Creator, Instructor, Co-Founder of Udacity
In Artificial Intelligence for Robotics (formerly CS 8803 O01), learn from Sebastian Thrun, the leader of Google and Stanford's autonomous driving team, how to program all the major systems of a robotic car. This class will teach students basic methods in Artificial Intelligence, including: probabilistic inference, planning and search, localization, tracking and control, all with a focus on robotics. Extensive programming examples and assignments will apply these methods in the context of building self-driving cars.
At the end of the course, students will leverage what they have learned by solving the problem of a runaway robot that they must chase and hunt down! Students will also be expected to complete six problem sets, and deliver a final project that applies one of the methods learned in this class on a dataset of their choosing.
Students should know Python or have enough experience with other languages to pick up what they need on their own. Check out Udacity's Introductory CS class (in Python) if you'd like some review. Students should also have strong knowledge of probability and linear algebra (see Prof. Thrun's free Udacity course on statistics).
For prospective students who are unsure if their computer science experience provides sufficient background for this course, the questions below will help gauge preparedness. If you answer "no" to any of the following questions, it may be beneficial to refresh your knowledge of this material prior to taking CS 7638:
- Do you have programming experience, preferably in Python?

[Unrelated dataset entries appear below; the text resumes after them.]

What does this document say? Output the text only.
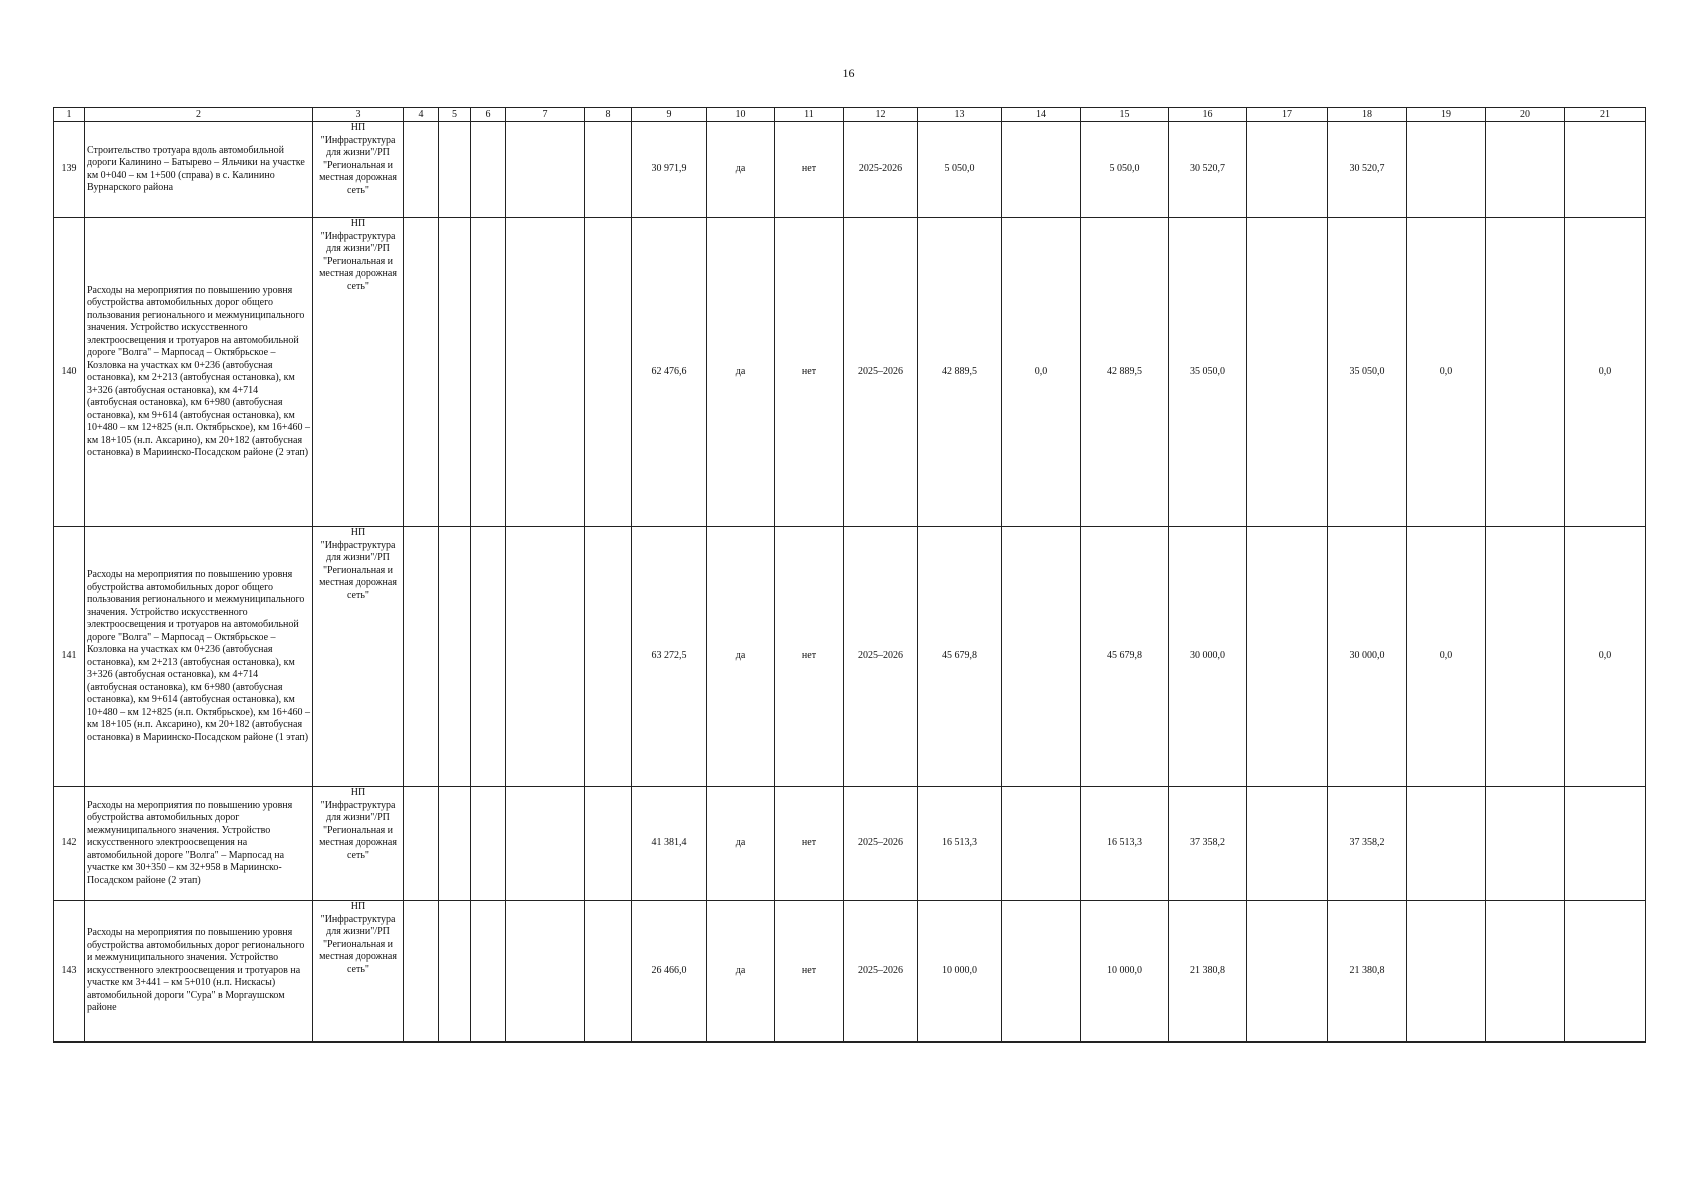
16
1	2	3	4	5	6	7	8	9	10	11	12	13	14	15	16	17	18	19	20	21
139	Строительство тротуара вдоль автомобильной дороги Калинино – Батырево – Яльчики на участке км 0+040 – км 1+500 (справа) в с. Калинино Вурнарского района	НП "Инфраструктура для жизни"/РП "Региональная и местная дорожная сеть"						30 971,9	да	нет	2025-2026	5 050,0		5 050,0	30 520,7		30 520,7			
140	Расходы на мероприятия по повышению уровня обустройства автомобильных дорог общего пользования регионального и межмуниципального значения. Устройство искусственного электроосвещения и тротуаров на автомобильной дороге "Волга" – Марпосад – Октябрьское – Козловка на участках км 0+236 (автобусная остановка), км 2+213 (автобусная остановка), км 3+326 (автобусная остановка), км 4+714 (автобусная остановка), км 6+980 (автобусная остановка), км 9+614 (автобусная остановка), км 10+480 – км 12+825 (н.п. Октябрьское), км 16+460 – км 18+105 (н.п. Аксарино), км 20+182 (автобусная остановка) в Мариинско-Посадском районе (2 этап)	НП "Инфраструктура для жизни"/РП "Региональная и местная дорожная сеть"						62 476,6	да	нет	2025–2026	42 889,5	0,0	42 889,5	35 050,0		35 050,0	0,0		0,0
141	Расходы на мероприятия по повышению уровня обустройства автомобильных дорог общего пользования регионального и межмуниципального значения. Устройство искусственного электроосвещения и тротуаров на автомобильной дороге "Волга" – Марпосад – Октябрьское – Козловка на участках км 0+236 (автобусная остановка), км 2+213 (автобусная остановка), км 3+326 (автобусная остановка), км 4+714 (автобусная остановка), км 6+980 (автобусная остановка), км 9+614 (автобусная остановка), км 10+480 – км 12+825 (н.п. Октябрьское), км 16+460 – км 18+105 (н.п. Аксарино), км 20+182 (автобусная остановка) в Мариинско-Посадском районе (1 этап)	НП "Инфраструктура для жизни"/РП "Региональная и местная дорожная сеть"						63 272,5	да	нет	2025–2026	45 679,8		45 679,8	30 000,0		30 000,0	0,0		0,0
142	Расходы на мероприятия по повышению уровня обустройства автомобильных дорог межмуниципального значения. Устройство искусственного электроосвещения на автомобильной дороге "Волга" – Марпосад на участке км 30+350 – км 32+958 в Мариинско-Посадском районе (2 этап)	НП "Инфраструктура для жизни"/РП "Региональная и местная дорожная сеть"						41 381,4	да	нет	2025–2026	16 513,3		16 513,3	37 358,2		37 358,2			
143	Расходы на мероприятия по повышению уровня обустройства автомобильных дорог регионального и межмуниципального значения. Устройство искусственного электроосвещения и тротуаров на участке км 3+441 – км 5+010 (н.п. Нискасы) автомобильной дороги "Сура" в Моргаушском районе	НП "Инфраструктура для жизни"/РП "Региональная и местная дорожная сеть"						26 466,0	да	нет	2025–2026	10 000,0		10 000,0	21 380,8		21 380,8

- Do you have a strong understanding of linear algebra (undergraduate-level)?
- Do you have a strong understanding of probability (undergraduate-level)?
- Have you taken any courses (either from your undergraduate studies or MOOCs) in machine learning, computer vision or robotics?
- 6 Problem Sets
- Project 1: Two mini-projects covering Kalman Filters and PID
- Project 2: Three projects covering Particle Filters, Path Planning/Smoothing and SLAM
- Extra Credit: Extra credit may be awarded by completing Hardware Challenges, participating in Peer Feedback, and for exceptional helpfulness on the class Piazza forum.
- Grades for the projects will be posted to your student account on Canvas.
Assignment Submission and Late Policy
- All assignments are submitted via Canvas.
- No late work accepted. The specific course schedule will be announced by the instructor and/or TA at the beginning of the term.
Required Course Readings
Website readings with an optional textbook supplement listed below:
- Optional enhancement text - Probabilistic Robotics. Sebastian Thrun, Wolfram Burgard & Dieter Fox. MIT Press. 2005.
Minimum Technical Requirements
- Browser and connection speed: An up-to-date version of Chrome or Firefox is strongly recommended. We also support Internet Explorer 9 and the desktop versions of Internet Explorer 10 and above (not the metro versions). 2+ Mbps recommended; at minimum 0.768 Mbps download speed
- Operating system: -PC: Windows XP or higher with latest updates installed -Mac: OS X 10.6 or higher with latest updates installed -Linux: Any recent distribution that has the supported browsers installed
Background Materials on Statistics
- Prof. Thrun teaches a free introductory course on Udacity called Statistics 101.
- If you prefer written material, Think Bayes is available online. It has some great examples and the text is approachable.
Office hours are held weekly via a YouTube streamed Hangout where we answer questions.
All Georgia Tech students are expected to uphold the Georgia Tech Academic Honor Code.